Video Games and the Circle Theory - Assassins Creed Review

All this can be yours

There's something I've been meaning to write about for a while. Originally it was going to be a review of Assassins Creed, a fairly recent video game released by Ubisoft. However, I kept putting it off until the game went from "fairly recent" to a "distant memory long forgotten." It's a shame because I really had a lot to hate on, and a lot to like on, (but mostly things to hate on).
In a way this passage of time has been a good thing though, because it has given me a chance to further reflect on just how much of a waste of time this experience was.

For those of you who don't know, Assassins Creed was a much hyped video-game title which allowed you to freely roam ancient civilizations and stab anyone you want.

"Did someone order a stabbing?"

If you know me, an opportunity to stab just about anything or anyone is worth my time. I truly looked forward to the prospects of leaping onto a lone soldier from afar and giving him a swift knife to the neck. In all fairness, Assassins Creed as a concept is solid.
It also helps that all this glorious knifing is beautifully rendered with some of the finest graphics and fluid animations I've ever seen in a game.

So there's that.

But there's also a ton of other crap nobody really asked for. Like rooftop races to collect flags and time-based murder missions. These are all good and fine (when they aren't effing impossible), but the problem is the game tries to sell itself as being:

"(somewhat kind of maybe) BASED ON REAL EVENTS."

When really the closest this statement ever comes to reality is:


The game makes up for the historical inaccuracies (like jumping off of towering Churches into tiny hay barrels) by adding in a twinge of science fiction. They very logically explain this. You see, it's all supposed to be a digital simulation of the main character's ancestors memories, who is being exploited by an evil company, to find an ancient object, that gave Jesus the power of magic.

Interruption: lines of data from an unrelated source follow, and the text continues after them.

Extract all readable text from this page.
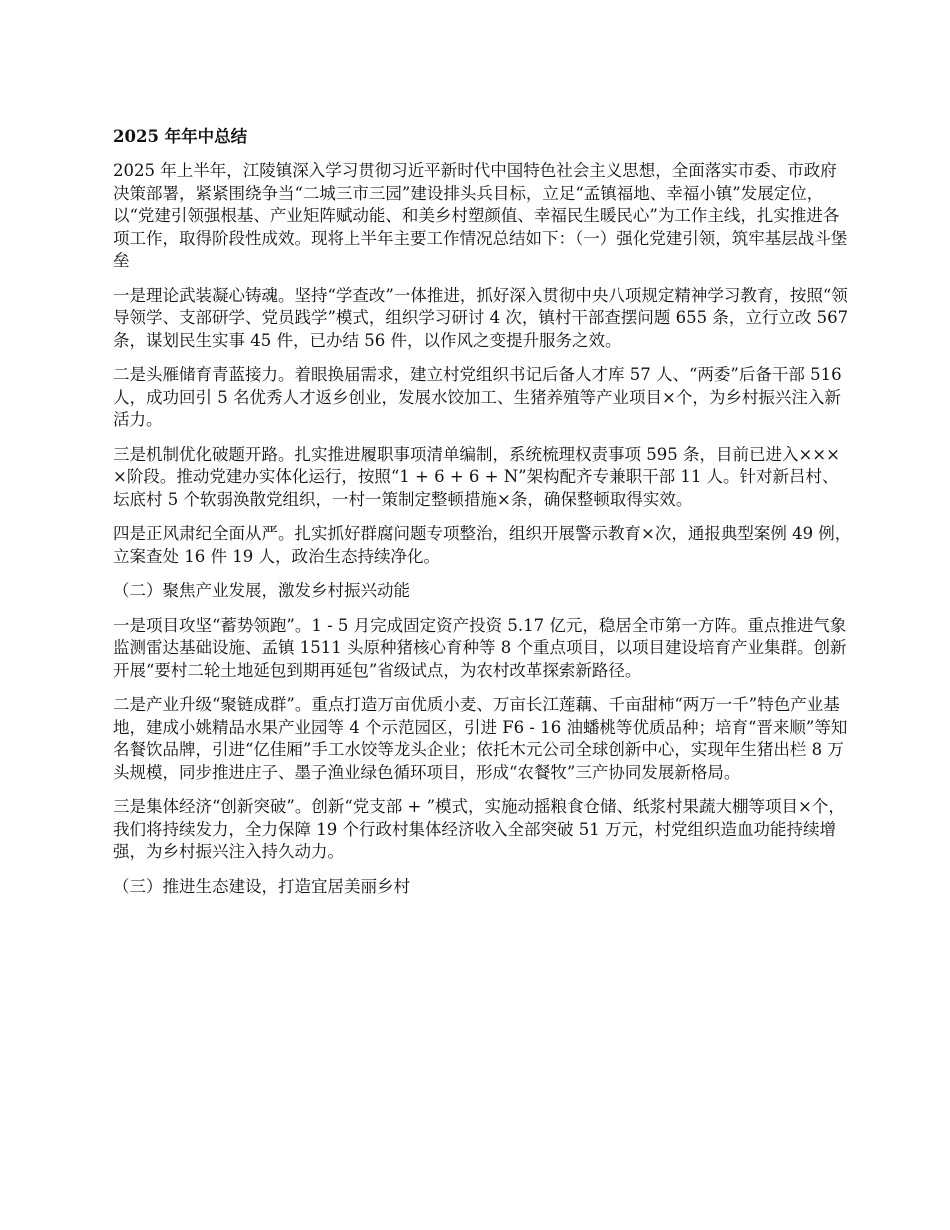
2025 年年中总结
2025 年上半年，江陵镇深入学习贯彻习近平新时代中国特色社会主义思想，全面落实市委、市政府决策部署，紧紧围绕争当“二城三市三园”建设排头兵目标，立足“孟镇福地、幸福小镇”发展定位，以“党建引领强根基、产业矩阵赋动能、和美乡村塑颜值、幸福民生暖民心”为工作主线，扎实推进各项工作，取得阶段性成效。现将上半年主要工作情况总结如下：（一）强化党建引领，筑牢基层战斗堡垒
一是理论武装凝心铸魂。坚持“学查改”一体推进，抓好深入贯彻中央八项规定精神学习教育，按照“领导领学、支部研学、党员践学”模式，组织学习研讨 4 次，镇村干部查摆问题 655 条，立行立改 567 条，谋划民生实事 45 件，已办结 56 件，以作风之变提升服务之效。
二是头雁储育青蓝接力。着眼换届需求，建立村党组织书记后备人才库 57 人、“两委”后备干部 516 人，成功回引 5 名优秀人才返乡创业，发展水饺加工、生猪养殖等产业项目×个，为乡村振兴注入新活力。
三是机制优化破题开路。扎实推进履职事项清单编制，系统梳理权责事项 595 条，目前已进入××××阶段。推动党建办实体化运行，按照“1 + 6 + 6 + N”架构配齐专兼职干部 11 人。针对新吕村、坛底村 5 个软弱涣散党组织，一村一策制定整顿措施×条，确保整顿取得实效。
四是正风肃纪全面从严。扎实抓好群腐问题专项整治，组织开展警示教育×次，通报典型案例 49 例，立案查处 16 件 19 人，政治生态持续净化。
（二）聚焦产业发展，激发乡村振兴动能
一是项目攻坚“蓄势领跑”。1 - 5 月完成固定资产投资 5.17 亿元，稳居全市第一方阵。重点推进气象监测雷达基础设施、孟镇 1511 头原种猪核心育种等 8 个重点项目，以项目建设培育产业集群。创新开展“要村二轮土地延包到期再延包”省级试点，为农村改革探索新路径。
二是产业升级“聚链成群”。重点打造万亩优质小麦、万亩长江莲藕、千亩甜柿“两万一千”特色产业基地，建成小姚精品水果产业园等 4 个示范园区，引进 F6 - 16 油蟠桃等优质品种；培育“晋来顺”等知名餐饮品牌，引进“亿佳厢”手工水饺等龙头企业；依托木元公司全球创新中心，实现年生猪出栏 8 万头规模，同步推进庄子、墨子渔业绿色循环项目，形成“农餐牧”三产协同发展新格局。
三是集体经济“创新突破”。创新“党支部 + ”模式，实施动摇粮食仓储、纸浆村果蔬大棚等项目×个，我们将持续发力，全力保障 19 个行政村集体经济收入全部突破 51 万元，村党组织造血功能持续增强，为乡村振兴注入持久动力。
（三）推进生态建设，打造宜居美丽乡村
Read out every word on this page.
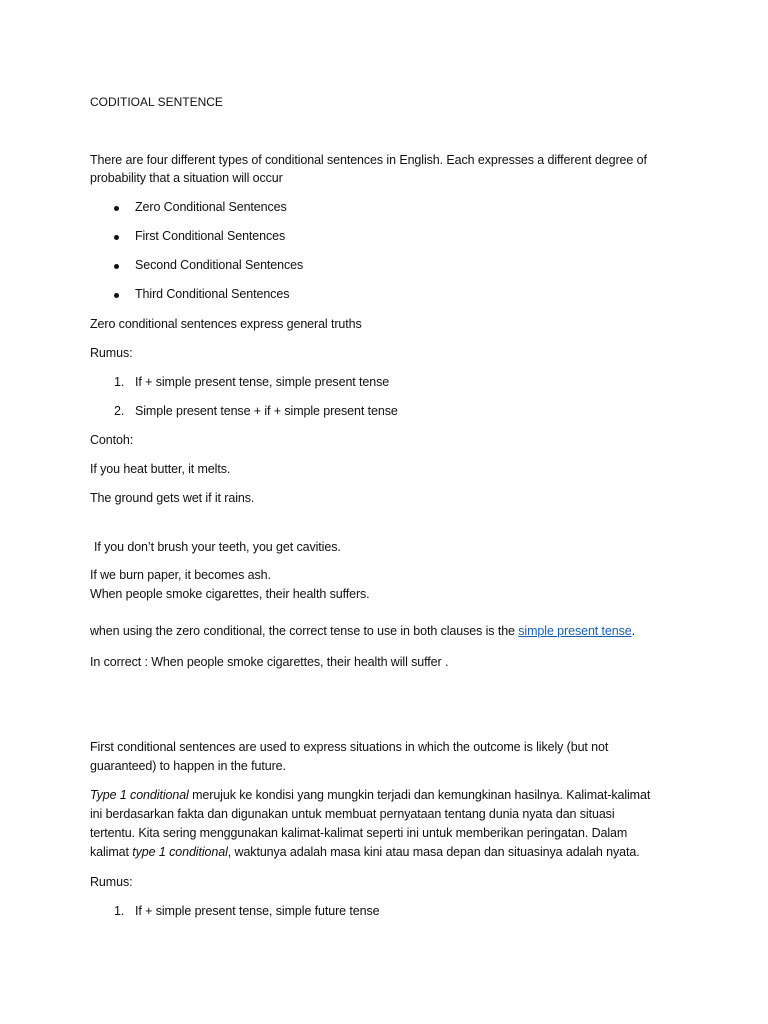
CODITIOAL SENTENCE
There are four different types of conditional sentences in English. Each expresses a different degree of
probability that a situation will occur
Zero Conditional Sentences
First Conditional Sentences
Second Conditional Sentences
Third Conditional Sentences
Zero conditional sentences express general truths
Rumus:
1. If + simple present tense, simple present tense
2. Simple present tense + if + simple present tense
Contoh:
If you heat butter, it melts.
The ground gets wet if it rains.
If you don’t brush your teeth, you get cavities.
If we burn paper, it becomes ash.
When people smoke cigarettes, their health suffers.
when using the zero conditional, the correct tense to use in both clauses is the simple present tense.
In correct : When people smoke cigarettes, their health will suffer .
First conditional sentences are used to express situations in which the outcome is likely (but not
guaranteed) to happen in the future.
Type 1 conditional merujuk ke kondisi yang mungkin terjadi dan kemungkinan hasilnya. Kalimat-kalimat
ini berdasarkan fakta dan digunakan untuk membuat pernyataan tentang dunia nyata dan situasi
tertentu. Kita sering menggunakan kalimat-kalimat seperti ini untuk memberikan peringatan. Dalam
kalimat type 1 conditional, waktunya adalah masa kini atau masa depan dan situasinya adalah nyata.
Rumus:
1. If + simple present tense, simple future tense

No, it doesn't make any effing sense whatsoever. At all. In fact, we're all that much dumber for just reading that previous sentence. But that's really what this game was saying.
So imagine how I felt after playing this for numerous hours up to the point where all this information is laid out in front of me.
Yeah, I did lower my head in disappointment and give the television the middle finger.
And no one was there to see it.

Now, I am a Christian, and I will admit the whole "blasphemy" part of the game was a tad insulting to me. Surprisingly, because I usually give a bit of leeway to storytelling. But none of it was nearly as insulting as the utter and complete level of retardedness this game had achieved on it's own.


But whatever, hey, I get to stab people. Right?

Well, yeah. The problem is, not always the RIGHT people. For example, you might be running at a guard, leap off the ground, and then find yourself landing on top of some poor lady and knifing her in the back.
Suddenly you go from hero of the poor and weak, to a downright monster.
I will admit, this did give me an opportunity to lower my controller in a moment of introspection and ask myself what kind of a man I truly was.
In reality it was the game just not working.

But you do get to stab people.

The only other problem with this is what I have been meaning to talk about.
This is a theorem for video-games.

If you don't play video games, or simply don't know how to play video games, this is all you need to know.

1.The Circle Theory - Any enemy or boss, can and will be solved by means of moving your character in circles around said enemy or boss.

That's it.
So do you want to know how I beat Assassins Creed?

I spent a solid twenty minutes running in circles.
I hit the guy once, then back to the circles while my health recharged.
It took so much effing time.
It took so much time that I lied.
It really took an hour.
I died once.
I even ate a sandwich while holding the run button down with my chin.

That's when I realized how bad of a game Assassins Creed is. It doesn't even need me there to play it.
So what's the moral of this story? Stabbing people doesn't always pay and running in circles is the solution to everything. Sounds good to me.